Review: The Monkey (2025)
“Remember you are dust, and to dust you shall return.” So goes the Imposition of Ashes that marked the less-evangelical devout yesterday. But those who desire a blunter statement on our impermanence this Lenten season need look no further than the tagline of the latest Stephen King adaptation, The Monkey: “Everybody dies.”
Fresh from the success of Longlegs last summer, director Osgood Perkins has reteamed with indie powerhouse Neon for his latest foray into horror–the story of two brothers struggling to rid themselves of a cursed organ grinder monkey toy that has instigated the demise of innocent victims for generations in ways so joyously demented they make Saw and Final Destination seem like low-tier fanfic.

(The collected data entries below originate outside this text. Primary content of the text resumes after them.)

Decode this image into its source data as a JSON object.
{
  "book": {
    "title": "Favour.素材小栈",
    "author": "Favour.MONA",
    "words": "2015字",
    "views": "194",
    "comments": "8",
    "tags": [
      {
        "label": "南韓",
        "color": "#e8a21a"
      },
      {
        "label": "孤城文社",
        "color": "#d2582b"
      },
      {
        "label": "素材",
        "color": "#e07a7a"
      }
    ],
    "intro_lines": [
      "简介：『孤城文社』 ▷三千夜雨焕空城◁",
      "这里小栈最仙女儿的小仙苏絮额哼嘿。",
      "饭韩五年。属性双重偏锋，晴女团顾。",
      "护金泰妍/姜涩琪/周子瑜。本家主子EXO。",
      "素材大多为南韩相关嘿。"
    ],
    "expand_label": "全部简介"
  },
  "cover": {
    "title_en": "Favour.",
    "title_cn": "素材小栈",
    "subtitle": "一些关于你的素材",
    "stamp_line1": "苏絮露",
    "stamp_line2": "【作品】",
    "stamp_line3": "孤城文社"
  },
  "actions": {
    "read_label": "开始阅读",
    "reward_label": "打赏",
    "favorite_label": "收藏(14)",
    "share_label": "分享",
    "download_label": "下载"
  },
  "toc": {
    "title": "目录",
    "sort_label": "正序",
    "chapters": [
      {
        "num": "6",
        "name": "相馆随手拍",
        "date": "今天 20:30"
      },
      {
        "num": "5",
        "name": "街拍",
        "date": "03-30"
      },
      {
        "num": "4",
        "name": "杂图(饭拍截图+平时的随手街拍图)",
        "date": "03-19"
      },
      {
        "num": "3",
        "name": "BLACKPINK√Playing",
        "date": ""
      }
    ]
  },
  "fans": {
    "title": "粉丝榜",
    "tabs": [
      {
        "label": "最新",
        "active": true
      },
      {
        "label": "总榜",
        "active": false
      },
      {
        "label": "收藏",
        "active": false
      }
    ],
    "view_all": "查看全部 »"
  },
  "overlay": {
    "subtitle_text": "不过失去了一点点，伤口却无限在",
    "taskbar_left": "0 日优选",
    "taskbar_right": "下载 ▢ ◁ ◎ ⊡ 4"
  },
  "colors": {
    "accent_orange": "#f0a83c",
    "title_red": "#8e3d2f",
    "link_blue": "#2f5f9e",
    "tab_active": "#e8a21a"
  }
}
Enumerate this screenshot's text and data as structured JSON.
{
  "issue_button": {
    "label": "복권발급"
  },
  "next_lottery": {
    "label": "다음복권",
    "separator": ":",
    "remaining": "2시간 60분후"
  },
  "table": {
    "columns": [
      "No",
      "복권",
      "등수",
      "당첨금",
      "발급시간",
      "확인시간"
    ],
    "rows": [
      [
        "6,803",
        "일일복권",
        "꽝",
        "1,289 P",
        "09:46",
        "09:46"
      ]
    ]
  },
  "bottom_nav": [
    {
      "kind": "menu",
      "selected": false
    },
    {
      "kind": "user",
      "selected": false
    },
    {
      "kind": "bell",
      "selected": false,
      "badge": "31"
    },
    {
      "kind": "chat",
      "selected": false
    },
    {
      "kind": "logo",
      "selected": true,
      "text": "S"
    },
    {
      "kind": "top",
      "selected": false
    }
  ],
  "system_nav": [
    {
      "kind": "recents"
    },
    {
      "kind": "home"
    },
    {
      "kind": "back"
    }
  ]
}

The Monkey’s appeal lies in its melding of comedy and horror, an astounding balancing act of gallows humor that leaves its images of carnage etched into one’s mind for weeks whether or not they want them there. But Perkins is no gorno huckster. Like Hitchock and Lynch before him, he uses the genre to wrestle with his own place in the Amerian landscape, a space, in Perkins’s case, weighed down by his Psycho star father succumbing to AIDS and his mother, Berry Berenson, dying while aboard American Airlines Flight 11 on 9/11 in the director’s formidable years.
Though reading The Monkey as a way for Perkins to work out grief seems a little pat, the absurdity of orphanhood by two of the Long 90s most epochal events looms large in his approach to the material. King’s story derives its horror from father-son anxieties, but Perkins has turned its source material’s Freud-meets-Poe approach to evil into a generational saga about personal responsibility in the face of the inevitable end. He might want us to laugh, but he also refuses to absolve his audience of its appetite for violent spectacle. The Monkey may remind us that we will all meet the same fate, but it has a full throated-belief that we may as well do so on our own terms.
The Monkey is now playing in theaters.